German Coin Collectors Dizzy Over Disappearing Deutsche Mark

August 6, 2001 - 0:0
FRANKFURT With the euro to replace 12 national currencies of the euro zone in just five months, market prices for collectable Deutsche mark coins are soaring to dizzy heights as collectors scramble to buy the rarest examples of their well-loved currency.

"Germans are the biggest coin collectors in the world after the Americans," said Ralf Kurbach, owner of an antique coin shop in Wetter, Northern Germany, AFP reported.

There are nearly two million coin collectors in Germany, including an estimated 200,000 who are "ready to pay at least 200 euros (176 dollars) each month for their passion," Kurbach said.

The numbers give an idea of just how fierce the battle is for the last-remaining examples of a currency so closely tied to Germany's post-war self-esteem.
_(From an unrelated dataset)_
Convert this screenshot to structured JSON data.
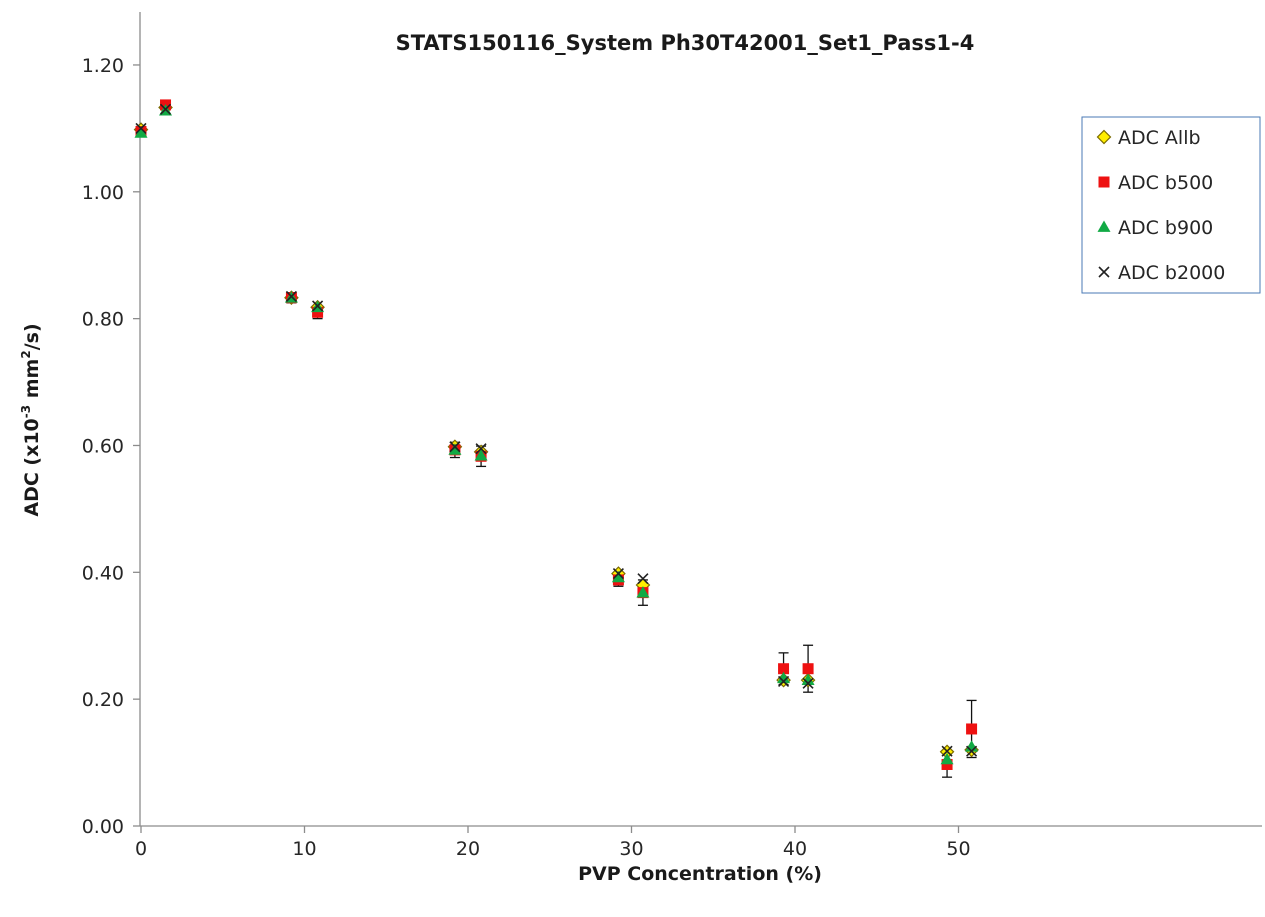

"Collectors will have to complete their collections of Deutsche marks before January 1, 2002," said Sigmar Milchen, a member of the Association of German Coin Dealers, MDM.

"The value of some coins has risen by around 40 percent in the past year," said Tobias Honscha, a young collector and dealer who set up his own website for buying and selling coins, muenzen.net.

A one-mark coin from 1950 in good condition could fetch up to 800 euros.

Such dream dividends and nostalgia for the disappearing Deutsche mark has also caught the interest of people who previously weren't active collectors, dealers said.

"Germans have very strong links with the Deutsche mark," Kurbach noted.

"We're very attached to it. It's a national symbol, synonymous with the renewal and prosperity of post-war germany," he said.

Such sentiment was no doubt behind the remarkable success of the new commemorative one-mark gold coins, minted by the Bundesbank at the end of July.

Priced at 250 marks (128 euros), the limited edition of one million coins was sold out within days of its issue.

Other sectors have also sought to cash in on the interest.

Faw, the Association of External Advertisers, the umbrella organisation responsible for billboards and advertising columns in German towns and cities, chose the topic of collectable coins for its latest self-promotional campaign.

Without consulting the collectors themselves, the campaign suggested Germans take a second look at any coins in their pockets in case there were any rare or valuable coins among them.

The campaign appeared to work, a fact which faw said proved the efficacy of external advertising, because dealers and collectors were subsequently swamped with phone calls from the general public.

But Tobias Honscha found the campaign "ridiculous".

"You have about as much chance as finding a valuable coin in your purse as you do winning the lotto," he said.

Honscha was also dismissive of the Deutsche mark's successor, the single currency, which he said would be "a collector's nightmare."

And along with many of his compatriots, he was opposed to the euro itself.

"The euro is as weak as it looks," he said.

A recent survey showed that up to 60 percent of Germans don't want the euro.

But Milchen at MDM was more pragmatic.

"Soon, it'll be the euro that we're collecting," he predicted.